Но в юриспруденции есть принцип аналогии права – «принцип законности и справедливости». Если мы требуем простить игиловских женщин, то по аналогии, я считаю, надо простить всех тех женщин с детьми, которые сидят в колонии. Вот уже 8 месяцев директор школы №56 Махачкалы находится под следствием в СИЗО [в настоящий момент переведена под домашний арест. – Ред.] за взятку в 200 тыс. рублей – она тоже женщина, у нее тоже трое маленьких детей. Ее жалко? До невозможности жалко. Или сколько женщин отбывают срок за мошенничество: взяли в долг деньги на открытие своего бизнеса, опять-таки – чтоб прокормить семью, поехать в Турцию за товаром, а границы закрылись. Прогорели, идут проценты – а у них ни товара, ни денег, отдать нечего, на них пишут заявления. Их жалко? И у них у всех дети. Посмотрите категории преступлений у нас в женской колонии в Кизилюрте, ведь там каких-то злостных преступлений, убийств нет, они в принципе крайне редко встречаются, это противоречит их природе. В основном там наркотики, и даже не употребление, а мелкий оборот. И все из-за денег. «Работы нет, кормить детей чем-то надо, предлагали хорошие деньги, но я не прикасалась!». Но тем не менее этих женщин держат в тюрьмах, а тех должны освободить? Это не потому, что одних жалко больше, чем других, это несправедливо.
– В одном из документальных фильмов по этому поводу Юнус-Бек Евкуров открыто высказался, что в Ингушетии не собираются возвращать ни детей, ни жен террористов – тех, кто отказался от своей страны, республики и уехал воевать за чужое государство.
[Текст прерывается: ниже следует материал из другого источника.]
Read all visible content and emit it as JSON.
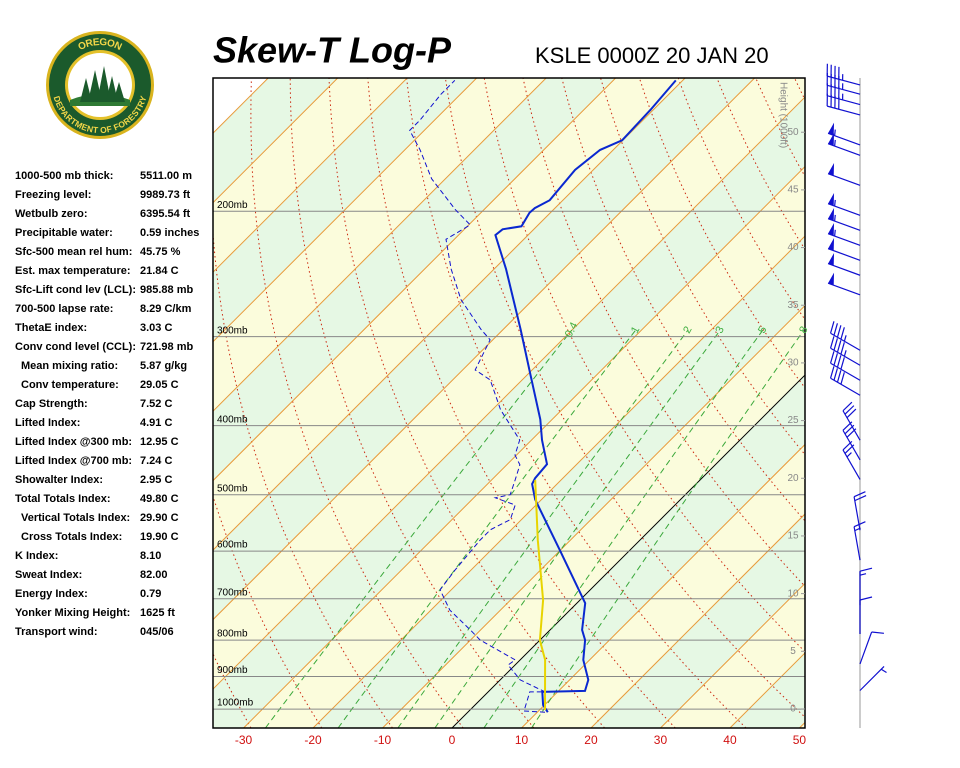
{
  "header": {
    "logo_top": "OREGON",
    "logo_bottom": "DEPARTMENT OF FORESTRY"
  },
  "indices": [
    [
      "1000-500 mb thick:",
      "5511.00 m"
    ],
    [
      "Freezing level:",
      "9989.73 ft"
    ],
    [
      "Wetbulb zero:",
      "6395.54 ft"
    ],
    [
      "Precipitable water:",
      "0.59 inches"
    ],
    [
      "Sfc-500 mean rel hum:",
      "45.75 %"
    ],
    [
      "Est. max temperature:",
      "21.84 C"
    ],
    [
      "Sfc-Lift cond lev (LCL):",
      "985.88 mb"
    ],
    [
      "700-500 lapse rate:",
      "8.29 C/km"
    ],
    [
      "ThetaE index:",
      "3.03 C"
    ],
    [
      "Conv cond level (CCL):",
      "721.98 mb"
    ],
    [
      "Mean mixing ratio:",
      "5.87 g/kg"
    ],
    [
      "Conv temperature:",
      "29.05 C"
    ],
    [
      "Cap Strength:",
      "7.52 C"
    ],
    [
      "Lifted Index:",
      "4.91 C"
    ],
    [
      "Lifted Index @300 mb:",
      "12.95 C"
    ],
    [
      "Lifted Index @700 mb:",
      "7.24 C"
    ],
    [
      "Showalter Index:",
      "2.95 C"
    ],
    [
      "Total Totals Index:",
      "49.80 C"
    ],
    [
      "Vertical Totals Index:",
      "29.90 C"
    ],
    [
      "Cross Totals Index:",
      "19.90 C"
    ],
    [
      "K Index:",
      "8.10"
    ],
    [
      "Sweat Index:",
      "82.00"
    ],
    [
      "Energy Index:",
      "0.79"
    ],
    [
      "Yonker Mixing Height:",
      "1625 ft"
    ],
    [
      "Transport wind:",
      "045/06"
    ]
  ],
  "chart_data": {
    "type": "skewt",
    "title": "Skew-T Log-P",
    "subtitle": "KSLE 0000Z 20 JAN 20",
    "xlim": [
      -34.4,
      50.8
    ],
    "xticks": [
      -30,
      -20,
      -10,
      0,
      10,
      20,
      30,
      40,
      50
    ],
    "ylim": [
      1063,
      130
    ],
    "ylog": true,
    "yticks": [
      {
        "value": 1000,
        "label": "1000mb"
      },
      {
        "value": 900,
        "label": "900mb"
      },
      {
        "value": 800,
        "label": "800mb"
      },
      {
        "value": 700,
        "label": "700mb"
      },
      {
        "value": 600,
        "label": "600mb"
      },
      {
        "value": 500,
        "label": "500mb"
      },
      {
        "value": 400,
        "label": "400mb"
      },
      {
        "value": 300,
        "label": "300mb"
      },
      {
        "value": 200,
        "label": "200mb"
      }
    ],
    "y2label": "Height (1000ft)",
    "y2lim": [
      -1.65,
      54.7
    ],
    "y2ticks": [
      0,
      5,
      10,
      15,
      20,
      25,
      30,
      35,
      40,
      45,
      50
    ],
    "mixing_ratios": [
      0.4,
      1,
      2,
      3,
      5,
      8
    ],
    "series": [
      {
        "color": "#0a28d0",
        "style": "solid",
        "values": [
          11.5,
          9.8,
          7.8,
          13.8,
          12.7,
          9.1,
          6.5,
          4.6,
          1.2,
          -10.1,
          -20.9,
          -23.6,
          -24.0,
          -24.3,
          -28.5,
          -31.7,
          -39.6,
          -47.5,
          -58.3,
          -64.7,
          -64.5,
          -62.2,
          -63.0,
          -62.9,
          -61.9,
          -62.6,
          -61.9,
          -60.1,
          -60.4,
          -61.0
        ],
        "pressure": [
          1010,
          987,
          946,
          943,
          910,
          853,
          800,
          774,
          710,
          598,
          508,
          483,
          474,
          453,
          419,
          392,
          339,
          293,
          241,
          216,
          212,
          210,
          201,
          198,
          193,
          175,
          164,
          159,
          144,
          131
        ]
      },
      {
        "color": "#1010d0",
        "style": "dashed",
        "values": [
          11.1,
          7.9,
          6.0,
          8.2,
          2.9,
          -1.0,
          -0.7,
          -8.6,
          -11.5,
          -17.3,
          -21.6,
          -22.3,
          -23.0,
          -23.0,
          -21.6,
          -23.0,
          -26.9,
          -25.2,
          -26.6,
          -28.1,
          -30.2,
          -31.7,
          -38.8,
          -44.6,
          -48.2,
          -50.4,
          -53.2,
          -60.4,
          -66.2,
          -71.2,
          -69.8,
          -74.1,
          -82.0,
          -87.8,
          -92.1,
          -92.1,
          -92.8,
          -92.8
        ],
        "pressure": [
          1010,
          1006,
          946,
          946,
          910,
          867,
          853,
          800,
          774,
          726,
          680,
          638,
          579,
          560,
          542,
          517,
          505,
          500,
          477,
          454,
          440,
          419,
          380,
          345,
          334,
          303,
          293,
          266,
          241,
          219,
          209,
          199,
          180,
          164,
          154,
          149,
          137,
          131
        ]
      },
      {
        "color": "#e8d400",
        "style": "solid",
        "values": [
          10.8,
          3.6,
          0,
          -5.3,
          -14.7,
          -23.7
        ],
        "pressure": [
          1003,
          853,
          800,
          703,
          579,
          477
        ]
      }
    ],
    "winds": {
      "height": [
        54.1,
        53.3,
        52.4,
        51.5,
        48.9,
        48.0,
        45.4,
        42.8,
        41.5,
        40.2,
        38.9,
        37.6,
        35.9,
        31.1,
        29.8,
        28.5,
        27.2,
        23.3,
        21.6,
        19.9,
        15.5,
        12.9,
        9.0,
        6.5,
        3.9,
        1.6
      ],
      "direction": [
        285,
        285,
        285,
        285,
        290,
        290,
        290,
        290,
        290,
        290,
        290,
        290,
        290,
        300,
        300,
        300,
        300,
        330,
        330,
        330,
        350,
        350,
        360,
        360,
        20,
        45
      ],
      "speed": [
        45,
        45,
        45,
        40,
        55,
        55,
        50,
        55,
        55,
        55,
        50,
        50,
        50,
        45,
        45,
        40,
        40,
        30,
        30,
        25,
        20,
        15,
        15,
        10,
        10,
        5
      ],
      "color": "#1010d0"
    }
  }
}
Как объясняли свою позицию у нас в Дагестане?
– В 2017 году, когда мы привезли самых первых детей, в самых высоких кругах было принято решение, что медийно это освещаться не будет. Но родственники, конечно, на радостях выставляли фотографии в соцсетях. И министру МВД Абдурашиду Магомедову было направлено открытое письмо, которое подписали десятки дагестанцев, чьи родные погибли при исполнении: вдовы, матери, дети военнослужащих, сотрудников ФСБ, просто мирных людей, которые погибли во время терактов в Буйнакске, Кизляре, Каспийске, полицейских, застреленных на дорогах и блокпостах. Мол, мы считаем эту кампанию «плевком в лицо», осквернением памяти наших близких. Это – отпрыски террористов, которые открыто выступили за уничтожение государства и его защитников. Это было гневное возмущение. Я каждый день слышу: что вы создаете этим детям комфортные условия, каких у обычных дагестанцев нет, так еще и за государственные деньги оттуда вызволяете, государственным бортом привозите и плюшками задариваете? Так что эта точка зрения приветствовалась не только в Ингушетии, но и у нас.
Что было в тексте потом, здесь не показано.